Managing SAD in Seniors

It is vital to keep a close eye on seniors during the winter months since many signs of SAD are difficult to detect. “Seniors who live alone are at a higher risk of developing SAD due to limited social interaction and physical activity,” said Patricia Schoch, RN, Regional Director of Clinical Services for Elderwood, a leading provider of senior living and senior care services in the Northeast.

There are a variety of recreational activities in Elderwood senior communities including bingo, discussion groups, card clubs, outings, and many other activities. Encouraging seniors to participate in these activities keeps them stimulated and engaged while increasing their overall well-being.

Elderwood’s award-winning Right Moves® wellness program actively engages residents in their community through exercise and activities. Not only does this allow them to increase mobility and maintain independence, it also provides increased social interaction which can play a critical role in preventing SAD,” added Schoch.

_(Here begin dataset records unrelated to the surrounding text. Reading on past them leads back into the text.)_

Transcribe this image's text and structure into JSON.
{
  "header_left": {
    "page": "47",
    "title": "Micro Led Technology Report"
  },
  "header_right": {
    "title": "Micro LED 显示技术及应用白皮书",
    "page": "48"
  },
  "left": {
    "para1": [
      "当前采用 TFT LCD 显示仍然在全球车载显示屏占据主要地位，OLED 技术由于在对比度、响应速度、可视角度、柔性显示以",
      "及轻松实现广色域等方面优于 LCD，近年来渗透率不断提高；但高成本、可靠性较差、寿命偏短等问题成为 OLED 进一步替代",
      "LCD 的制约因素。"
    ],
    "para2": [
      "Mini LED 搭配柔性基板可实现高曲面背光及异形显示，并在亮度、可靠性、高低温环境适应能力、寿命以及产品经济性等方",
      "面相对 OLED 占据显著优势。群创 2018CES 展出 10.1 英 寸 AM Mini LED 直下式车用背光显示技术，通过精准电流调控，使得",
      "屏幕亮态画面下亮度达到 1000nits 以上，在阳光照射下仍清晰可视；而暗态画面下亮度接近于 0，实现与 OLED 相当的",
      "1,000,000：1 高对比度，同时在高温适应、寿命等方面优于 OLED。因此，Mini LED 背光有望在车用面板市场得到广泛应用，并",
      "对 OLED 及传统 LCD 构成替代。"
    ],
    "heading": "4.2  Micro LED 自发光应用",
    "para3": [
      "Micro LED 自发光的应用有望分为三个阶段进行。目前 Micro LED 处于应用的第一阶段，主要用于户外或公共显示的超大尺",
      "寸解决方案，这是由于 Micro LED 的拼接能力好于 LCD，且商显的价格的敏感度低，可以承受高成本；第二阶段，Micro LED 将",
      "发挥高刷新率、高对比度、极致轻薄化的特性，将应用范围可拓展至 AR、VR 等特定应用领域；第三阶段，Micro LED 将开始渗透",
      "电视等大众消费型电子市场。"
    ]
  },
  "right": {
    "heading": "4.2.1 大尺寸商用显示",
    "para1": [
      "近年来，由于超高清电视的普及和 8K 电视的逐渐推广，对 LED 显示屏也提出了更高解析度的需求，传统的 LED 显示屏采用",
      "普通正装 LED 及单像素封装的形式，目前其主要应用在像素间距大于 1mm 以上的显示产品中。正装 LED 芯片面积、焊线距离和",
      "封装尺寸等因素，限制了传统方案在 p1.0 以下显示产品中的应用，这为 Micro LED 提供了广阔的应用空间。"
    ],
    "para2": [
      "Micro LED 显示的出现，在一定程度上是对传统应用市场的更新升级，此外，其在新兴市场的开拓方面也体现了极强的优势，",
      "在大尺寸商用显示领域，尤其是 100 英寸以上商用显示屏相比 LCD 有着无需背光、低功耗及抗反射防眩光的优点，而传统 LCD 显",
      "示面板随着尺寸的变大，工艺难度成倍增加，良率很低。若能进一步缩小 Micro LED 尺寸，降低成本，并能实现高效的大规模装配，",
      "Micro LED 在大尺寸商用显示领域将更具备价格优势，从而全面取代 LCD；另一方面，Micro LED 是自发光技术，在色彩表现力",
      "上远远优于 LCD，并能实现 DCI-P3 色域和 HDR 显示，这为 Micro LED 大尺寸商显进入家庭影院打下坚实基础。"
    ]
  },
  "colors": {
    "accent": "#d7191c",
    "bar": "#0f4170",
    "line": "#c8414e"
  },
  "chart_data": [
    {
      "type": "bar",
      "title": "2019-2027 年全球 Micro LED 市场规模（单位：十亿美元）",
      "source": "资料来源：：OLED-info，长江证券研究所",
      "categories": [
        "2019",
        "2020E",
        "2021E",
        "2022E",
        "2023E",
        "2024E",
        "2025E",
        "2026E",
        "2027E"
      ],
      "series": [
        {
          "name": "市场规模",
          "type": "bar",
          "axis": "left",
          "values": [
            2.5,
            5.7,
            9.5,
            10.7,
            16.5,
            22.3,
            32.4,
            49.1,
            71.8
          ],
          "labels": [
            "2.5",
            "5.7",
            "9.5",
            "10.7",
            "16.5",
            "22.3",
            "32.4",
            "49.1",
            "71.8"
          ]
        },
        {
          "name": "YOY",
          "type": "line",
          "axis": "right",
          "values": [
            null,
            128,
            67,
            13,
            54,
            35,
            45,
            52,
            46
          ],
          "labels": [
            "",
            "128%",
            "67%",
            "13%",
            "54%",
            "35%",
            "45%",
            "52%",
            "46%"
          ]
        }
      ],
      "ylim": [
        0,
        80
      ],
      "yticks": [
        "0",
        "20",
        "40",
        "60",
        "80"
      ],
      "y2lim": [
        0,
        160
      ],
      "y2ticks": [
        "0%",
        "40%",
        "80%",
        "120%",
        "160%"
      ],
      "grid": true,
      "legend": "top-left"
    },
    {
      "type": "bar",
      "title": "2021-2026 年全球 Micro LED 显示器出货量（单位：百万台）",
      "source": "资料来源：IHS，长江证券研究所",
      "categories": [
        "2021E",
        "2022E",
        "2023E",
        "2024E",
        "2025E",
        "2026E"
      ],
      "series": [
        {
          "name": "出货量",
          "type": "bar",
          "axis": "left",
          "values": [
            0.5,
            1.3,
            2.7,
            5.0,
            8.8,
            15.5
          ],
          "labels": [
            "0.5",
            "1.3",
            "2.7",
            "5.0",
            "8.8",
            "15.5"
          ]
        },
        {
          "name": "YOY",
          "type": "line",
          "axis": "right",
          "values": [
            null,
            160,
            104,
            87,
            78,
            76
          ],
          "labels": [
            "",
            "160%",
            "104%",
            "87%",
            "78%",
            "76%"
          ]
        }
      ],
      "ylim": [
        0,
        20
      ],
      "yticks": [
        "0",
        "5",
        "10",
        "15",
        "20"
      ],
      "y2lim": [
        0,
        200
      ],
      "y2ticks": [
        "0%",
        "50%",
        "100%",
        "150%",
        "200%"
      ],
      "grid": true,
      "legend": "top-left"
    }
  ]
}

Diet is also a key factor in energy level and mood regulation. Because SAD is so closely related to sun exposure, it is likely that a person suffering from SAD is also vitamin D deficient. This is even more likely for seniors because their bodies absorb vitamin D less efficiently than young people. “Many seniors are advised to stay away from vitamin D-rich foods such as cheese and eggs due to other dietary goals. Talk to your doctor about the role that vitamin D may be playing in SAD symptoms,” said Amy Julicher, corporate director of nutritional services for Elderwood.

It is important that senior diets are closely monitored to ensure they are getting what they need to feel their best. “Our nutritional services staff at both assisted living and skilled nursing facilities take extra care to meet the many dietary needs of our residents,” added Julicher.

Talk to Medical Providers

There are a variety of treatments available to manage SAD. Seniors may have other medical conditions that contribute to their mood, energy levels, and overall health. If you have noticed a pattern developing in your loved one, encourage them to visit their medical providers to determine whether they may be experiencing SAD. “Ultimately, talking to the appropriate doctors and developing an individual plan is the best approach to SAD,” said Schoch.